Fictions

« La clé USB » : un bel objet designé par Jean-Philippe Toussaint

05 September 2019 | PAR Marianne Fougere

L’auteur du cycle de Marie, Jean-Philippe Toussaint, renoue brillamment avec son « fétichisme » pour les objets du quotidien.

Contexte socio-politique et littérature ne font pas bon ménage. Telle pourrait être résumée la ligne de conduite littéraire de Jean-Philippe Toussaint. Cela n’empêche pas l’écrivain belge d’être à l’écoute de son temps et de ce qui s’y passe. Chez Toussaint, en effet, les lieux et les objets représentent des alliés précieux pour appréhender une époque. Télévision, salle de bain et autres appareils photos sont préférables à une analyse sociologisante pour cerner un contexte et rendre actuel ce qui est écrit. La clé USB, son nouveau roman, parle lui-aussi du temps présent, de ce qu’il nous inspire du futur, de ce qu’il nous dit du passé.

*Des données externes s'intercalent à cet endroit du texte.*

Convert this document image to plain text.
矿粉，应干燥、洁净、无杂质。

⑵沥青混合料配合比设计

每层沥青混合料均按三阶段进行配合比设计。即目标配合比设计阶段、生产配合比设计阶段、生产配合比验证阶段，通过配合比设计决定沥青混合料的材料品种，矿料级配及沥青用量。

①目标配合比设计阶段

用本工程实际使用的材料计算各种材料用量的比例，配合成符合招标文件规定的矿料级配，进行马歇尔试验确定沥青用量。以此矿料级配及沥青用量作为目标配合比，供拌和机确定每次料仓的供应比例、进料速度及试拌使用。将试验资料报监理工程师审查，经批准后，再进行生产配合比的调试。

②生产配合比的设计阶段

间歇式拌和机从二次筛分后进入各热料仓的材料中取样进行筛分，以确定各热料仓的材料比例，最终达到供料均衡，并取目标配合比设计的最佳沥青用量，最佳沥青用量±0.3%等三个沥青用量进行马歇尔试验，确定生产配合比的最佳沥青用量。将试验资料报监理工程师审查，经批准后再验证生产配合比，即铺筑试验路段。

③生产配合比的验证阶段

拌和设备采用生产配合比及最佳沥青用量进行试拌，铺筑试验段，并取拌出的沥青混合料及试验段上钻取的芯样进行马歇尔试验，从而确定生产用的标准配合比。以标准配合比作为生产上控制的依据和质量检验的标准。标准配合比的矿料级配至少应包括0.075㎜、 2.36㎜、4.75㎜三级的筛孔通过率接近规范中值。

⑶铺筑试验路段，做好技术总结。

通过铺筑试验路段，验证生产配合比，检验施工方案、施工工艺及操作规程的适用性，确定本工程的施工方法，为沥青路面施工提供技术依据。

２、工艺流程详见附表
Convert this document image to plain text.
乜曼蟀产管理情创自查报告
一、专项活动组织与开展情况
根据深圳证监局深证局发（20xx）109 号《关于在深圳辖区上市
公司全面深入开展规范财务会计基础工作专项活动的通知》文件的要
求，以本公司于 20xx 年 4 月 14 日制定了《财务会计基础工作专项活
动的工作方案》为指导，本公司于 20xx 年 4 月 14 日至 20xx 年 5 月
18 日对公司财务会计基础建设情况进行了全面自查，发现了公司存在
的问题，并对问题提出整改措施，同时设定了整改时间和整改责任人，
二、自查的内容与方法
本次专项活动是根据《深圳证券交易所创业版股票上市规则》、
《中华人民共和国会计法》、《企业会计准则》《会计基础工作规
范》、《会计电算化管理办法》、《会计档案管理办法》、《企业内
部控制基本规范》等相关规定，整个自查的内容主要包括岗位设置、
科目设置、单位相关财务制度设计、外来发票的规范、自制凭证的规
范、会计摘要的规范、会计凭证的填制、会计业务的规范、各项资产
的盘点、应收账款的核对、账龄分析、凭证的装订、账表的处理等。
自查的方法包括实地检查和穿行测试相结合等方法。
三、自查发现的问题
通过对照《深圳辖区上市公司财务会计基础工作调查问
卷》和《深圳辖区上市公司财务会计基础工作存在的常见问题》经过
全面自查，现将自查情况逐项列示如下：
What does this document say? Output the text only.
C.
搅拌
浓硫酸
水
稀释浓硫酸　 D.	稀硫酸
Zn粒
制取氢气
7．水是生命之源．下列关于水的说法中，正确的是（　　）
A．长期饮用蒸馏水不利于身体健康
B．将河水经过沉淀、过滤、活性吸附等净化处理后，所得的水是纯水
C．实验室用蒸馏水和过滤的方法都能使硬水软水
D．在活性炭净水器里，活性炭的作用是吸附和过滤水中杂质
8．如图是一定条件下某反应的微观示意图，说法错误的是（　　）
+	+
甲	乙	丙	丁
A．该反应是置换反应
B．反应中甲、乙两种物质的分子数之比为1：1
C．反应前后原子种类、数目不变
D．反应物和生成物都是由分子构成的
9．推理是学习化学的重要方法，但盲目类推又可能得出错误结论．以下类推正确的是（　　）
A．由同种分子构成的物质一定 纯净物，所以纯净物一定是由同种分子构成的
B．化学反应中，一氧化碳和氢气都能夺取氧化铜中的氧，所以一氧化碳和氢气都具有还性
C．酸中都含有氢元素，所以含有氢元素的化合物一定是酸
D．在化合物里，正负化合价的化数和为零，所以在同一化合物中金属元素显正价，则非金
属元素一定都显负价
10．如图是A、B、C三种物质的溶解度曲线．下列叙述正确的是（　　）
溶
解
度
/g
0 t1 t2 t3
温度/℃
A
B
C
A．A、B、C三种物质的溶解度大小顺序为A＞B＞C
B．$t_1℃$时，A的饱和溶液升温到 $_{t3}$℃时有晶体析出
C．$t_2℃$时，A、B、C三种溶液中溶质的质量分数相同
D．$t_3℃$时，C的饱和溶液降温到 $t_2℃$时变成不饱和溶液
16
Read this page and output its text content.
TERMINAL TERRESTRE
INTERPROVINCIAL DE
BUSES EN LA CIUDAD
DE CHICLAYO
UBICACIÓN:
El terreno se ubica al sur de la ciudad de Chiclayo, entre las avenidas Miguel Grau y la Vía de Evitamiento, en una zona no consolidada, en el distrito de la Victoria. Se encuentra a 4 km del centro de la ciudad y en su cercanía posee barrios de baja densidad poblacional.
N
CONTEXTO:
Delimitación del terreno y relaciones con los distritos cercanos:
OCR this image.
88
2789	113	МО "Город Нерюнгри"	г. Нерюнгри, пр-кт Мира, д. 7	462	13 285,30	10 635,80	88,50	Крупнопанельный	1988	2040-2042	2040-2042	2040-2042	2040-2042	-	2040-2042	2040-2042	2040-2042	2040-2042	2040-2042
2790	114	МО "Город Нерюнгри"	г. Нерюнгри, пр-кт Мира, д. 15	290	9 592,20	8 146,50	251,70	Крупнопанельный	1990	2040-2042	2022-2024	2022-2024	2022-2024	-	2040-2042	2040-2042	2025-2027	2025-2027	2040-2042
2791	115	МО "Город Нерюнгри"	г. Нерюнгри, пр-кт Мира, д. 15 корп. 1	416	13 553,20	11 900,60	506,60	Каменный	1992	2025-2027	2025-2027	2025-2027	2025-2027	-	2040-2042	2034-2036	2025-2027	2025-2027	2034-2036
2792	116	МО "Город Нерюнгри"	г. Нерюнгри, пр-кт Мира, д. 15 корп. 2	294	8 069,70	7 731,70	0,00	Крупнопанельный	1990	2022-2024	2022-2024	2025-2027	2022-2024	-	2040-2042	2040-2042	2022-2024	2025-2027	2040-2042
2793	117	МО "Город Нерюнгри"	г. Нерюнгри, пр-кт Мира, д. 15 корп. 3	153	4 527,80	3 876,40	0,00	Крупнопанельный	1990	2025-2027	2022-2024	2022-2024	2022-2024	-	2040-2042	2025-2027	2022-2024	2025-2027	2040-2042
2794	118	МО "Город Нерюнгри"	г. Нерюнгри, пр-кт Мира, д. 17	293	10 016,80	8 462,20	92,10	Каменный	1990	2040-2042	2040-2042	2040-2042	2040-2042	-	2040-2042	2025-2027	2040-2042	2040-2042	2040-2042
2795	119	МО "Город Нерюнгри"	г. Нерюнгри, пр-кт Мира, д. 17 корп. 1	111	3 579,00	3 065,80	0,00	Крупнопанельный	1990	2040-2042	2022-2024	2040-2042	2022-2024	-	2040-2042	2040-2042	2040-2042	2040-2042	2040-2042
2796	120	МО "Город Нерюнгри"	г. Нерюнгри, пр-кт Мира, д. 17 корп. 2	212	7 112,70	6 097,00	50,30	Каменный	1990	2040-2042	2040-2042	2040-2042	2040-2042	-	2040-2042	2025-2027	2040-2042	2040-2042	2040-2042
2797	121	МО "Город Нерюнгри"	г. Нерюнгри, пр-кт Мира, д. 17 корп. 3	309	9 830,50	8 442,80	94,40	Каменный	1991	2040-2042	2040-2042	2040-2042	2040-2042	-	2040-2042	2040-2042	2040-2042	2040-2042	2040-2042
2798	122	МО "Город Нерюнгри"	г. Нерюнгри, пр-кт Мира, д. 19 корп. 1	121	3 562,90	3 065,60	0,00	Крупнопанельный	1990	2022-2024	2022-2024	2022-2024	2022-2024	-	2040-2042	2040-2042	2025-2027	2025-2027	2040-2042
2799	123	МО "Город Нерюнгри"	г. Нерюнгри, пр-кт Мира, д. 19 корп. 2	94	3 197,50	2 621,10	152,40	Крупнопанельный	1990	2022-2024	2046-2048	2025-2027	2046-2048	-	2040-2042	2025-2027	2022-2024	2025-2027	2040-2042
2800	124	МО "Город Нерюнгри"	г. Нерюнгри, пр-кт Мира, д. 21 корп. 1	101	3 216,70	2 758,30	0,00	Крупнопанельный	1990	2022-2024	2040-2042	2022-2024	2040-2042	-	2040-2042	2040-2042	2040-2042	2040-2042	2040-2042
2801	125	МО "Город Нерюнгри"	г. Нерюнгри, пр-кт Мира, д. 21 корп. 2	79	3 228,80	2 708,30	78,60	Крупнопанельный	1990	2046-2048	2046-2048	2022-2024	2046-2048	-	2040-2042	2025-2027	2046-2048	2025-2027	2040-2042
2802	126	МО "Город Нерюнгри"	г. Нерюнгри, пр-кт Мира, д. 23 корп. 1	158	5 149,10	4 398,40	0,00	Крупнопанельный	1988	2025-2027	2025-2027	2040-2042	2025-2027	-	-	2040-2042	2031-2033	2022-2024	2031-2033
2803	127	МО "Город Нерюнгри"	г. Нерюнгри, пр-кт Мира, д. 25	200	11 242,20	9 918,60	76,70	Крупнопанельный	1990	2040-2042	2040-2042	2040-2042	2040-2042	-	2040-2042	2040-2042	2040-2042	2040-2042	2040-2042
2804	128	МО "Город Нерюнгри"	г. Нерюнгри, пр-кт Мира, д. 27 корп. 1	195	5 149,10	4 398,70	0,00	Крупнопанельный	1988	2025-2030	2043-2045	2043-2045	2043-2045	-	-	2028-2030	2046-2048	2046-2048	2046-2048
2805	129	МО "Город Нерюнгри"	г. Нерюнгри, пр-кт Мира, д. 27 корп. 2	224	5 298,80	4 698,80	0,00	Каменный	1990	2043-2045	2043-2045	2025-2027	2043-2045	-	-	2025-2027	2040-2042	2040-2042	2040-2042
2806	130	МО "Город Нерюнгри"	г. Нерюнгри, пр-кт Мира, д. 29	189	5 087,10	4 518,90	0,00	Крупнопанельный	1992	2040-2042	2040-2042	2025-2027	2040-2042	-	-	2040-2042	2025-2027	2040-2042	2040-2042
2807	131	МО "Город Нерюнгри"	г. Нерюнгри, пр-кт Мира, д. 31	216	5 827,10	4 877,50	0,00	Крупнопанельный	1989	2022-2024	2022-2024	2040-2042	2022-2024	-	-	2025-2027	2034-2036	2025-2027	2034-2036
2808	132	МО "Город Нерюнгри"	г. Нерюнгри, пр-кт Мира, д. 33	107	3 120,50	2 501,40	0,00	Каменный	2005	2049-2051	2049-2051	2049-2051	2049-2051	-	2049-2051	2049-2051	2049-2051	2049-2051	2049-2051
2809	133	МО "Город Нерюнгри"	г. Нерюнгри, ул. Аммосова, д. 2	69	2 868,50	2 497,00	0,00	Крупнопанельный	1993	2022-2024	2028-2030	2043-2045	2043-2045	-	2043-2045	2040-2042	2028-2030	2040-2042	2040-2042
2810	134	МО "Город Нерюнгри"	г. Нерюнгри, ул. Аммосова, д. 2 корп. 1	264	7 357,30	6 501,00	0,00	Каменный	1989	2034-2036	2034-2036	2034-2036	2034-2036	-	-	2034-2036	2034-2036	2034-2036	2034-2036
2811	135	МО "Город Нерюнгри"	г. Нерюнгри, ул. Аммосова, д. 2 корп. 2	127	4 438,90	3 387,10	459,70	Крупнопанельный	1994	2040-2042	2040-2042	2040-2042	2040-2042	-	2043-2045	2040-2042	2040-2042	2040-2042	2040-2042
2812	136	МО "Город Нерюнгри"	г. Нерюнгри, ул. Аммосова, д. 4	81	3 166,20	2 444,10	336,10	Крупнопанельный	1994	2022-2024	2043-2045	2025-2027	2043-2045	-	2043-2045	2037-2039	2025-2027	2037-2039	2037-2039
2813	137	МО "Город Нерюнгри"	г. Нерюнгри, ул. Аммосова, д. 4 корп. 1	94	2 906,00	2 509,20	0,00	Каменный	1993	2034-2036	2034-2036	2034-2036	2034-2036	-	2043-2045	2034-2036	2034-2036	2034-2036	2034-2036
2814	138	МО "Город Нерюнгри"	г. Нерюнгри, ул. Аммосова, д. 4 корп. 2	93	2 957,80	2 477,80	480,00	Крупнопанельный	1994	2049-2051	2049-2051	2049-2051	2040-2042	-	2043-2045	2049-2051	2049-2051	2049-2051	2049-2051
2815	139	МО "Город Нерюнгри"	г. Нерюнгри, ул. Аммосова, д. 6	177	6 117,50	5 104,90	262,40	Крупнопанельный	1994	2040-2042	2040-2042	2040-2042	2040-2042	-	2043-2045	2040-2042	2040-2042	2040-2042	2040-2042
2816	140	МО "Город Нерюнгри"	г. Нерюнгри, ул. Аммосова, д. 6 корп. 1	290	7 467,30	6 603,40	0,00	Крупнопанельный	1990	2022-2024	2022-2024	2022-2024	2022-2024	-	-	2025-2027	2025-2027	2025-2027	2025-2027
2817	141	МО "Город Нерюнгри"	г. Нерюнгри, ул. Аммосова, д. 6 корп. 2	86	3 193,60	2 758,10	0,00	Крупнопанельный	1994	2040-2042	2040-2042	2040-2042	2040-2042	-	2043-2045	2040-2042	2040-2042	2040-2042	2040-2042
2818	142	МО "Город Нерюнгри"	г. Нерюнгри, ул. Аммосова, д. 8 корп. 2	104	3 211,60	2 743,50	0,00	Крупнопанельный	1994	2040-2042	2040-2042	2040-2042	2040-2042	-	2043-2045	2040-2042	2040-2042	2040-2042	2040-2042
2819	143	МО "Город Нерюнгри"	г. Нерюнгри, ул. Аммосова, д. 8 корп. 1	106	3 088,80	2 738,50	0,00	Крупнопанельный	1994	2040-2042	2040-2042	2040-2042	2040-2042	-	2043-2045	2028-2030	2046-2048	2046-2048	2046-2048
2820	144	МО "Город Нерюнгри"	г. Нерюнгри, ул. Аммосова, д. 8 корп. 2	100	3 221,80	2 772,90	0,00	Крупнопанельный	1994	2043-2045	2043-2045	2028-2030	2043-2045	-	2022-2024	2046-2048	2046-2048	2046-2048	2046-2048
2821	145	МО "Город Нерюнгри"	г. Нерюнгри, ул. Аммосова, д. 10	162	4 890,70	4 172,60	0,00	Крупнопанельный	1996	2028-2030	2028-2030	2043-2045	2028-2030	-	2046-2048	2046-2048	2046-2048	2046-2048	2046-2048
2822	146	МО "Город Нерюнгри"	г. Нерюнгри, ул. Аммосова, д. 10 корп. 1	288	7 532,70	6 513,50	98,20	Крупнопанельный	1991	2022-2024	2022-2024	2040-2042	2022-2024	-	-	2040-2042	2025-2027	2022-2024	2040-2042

Première surprise néanmoins, Toussaint situe son récit à Bruxelles qui était jusque-là la grande absente de sa géographie littéraire. Il répare en quelque sorte cet oublie en faisant travailler son narrateur dans le lieu emblématique de la capitale belge : la Commission européenne. Au sein du Centre commun de recherche de la Commission, Jean Detrez élabore, en effet, des scénarios de prospective stratégique. Ordinateur quantique, cybersécurité, blockchain, cryptomonnaies, on découvre un écrivain bien au fait des enjeux de demain. Dans le style d’orfèvre qui lui sied si bien, Toussaint donne vie à ces mots qui demeurent bien souvent, pour les béotiens que nous sommes, des concepts abstraits et vides de sens. Puis, l’air de rien, l’ancien étudiant de la rue Saint-Guillaume lance une pique au centre névralgique du « rêve européen ». Alors qu’il vient de présenter son rapport « Is blockchain technology our future », Jean Detrez est approché par des lobbyistes. S’en suivent des rendez-vous « dans l’ombre feutrée et chuchotante de bars de grands hôtels bruxellois anonymes », rendez-vous auxquels il prend un certain plaisir puisqu’ils pimentent son train-train quotidien de fonctionnaire européen. Mais, à la suite de l’un de ces entretiens, Detrez se retrouve en possession d’une clé USB contenant des documents qui lui font soupçonner l’existence d’une blackdoor. « J’aimais », dit-il, « beaucoup cette métaphore d’une porte dérobée, qui évoquait une scène galante, avec un visiteur invisible qui vient d’entrer ou de sortir, ou faisait penser à ces escaliers ou corridors dérobés, qui ouvrent l’imaginaire à des représentations chevaleresques. Mais, alors que l’expression “porte dérobée” pouvait avoir des connotations poétiques et gracieuses, la réalité qu’elle recouvrait aujourd’hui, en sécurité informatique, était beaucoup plus vénéneuse, qui définissait la blackdoor comme un moyen d’accès non autorisé, dissimulé dans un programme, pour permettre à un ou plusieurs individus malfaisants de prendre totalement ou partiellement le contrôle d’une machine à l’insu de son utilisateur légitime ».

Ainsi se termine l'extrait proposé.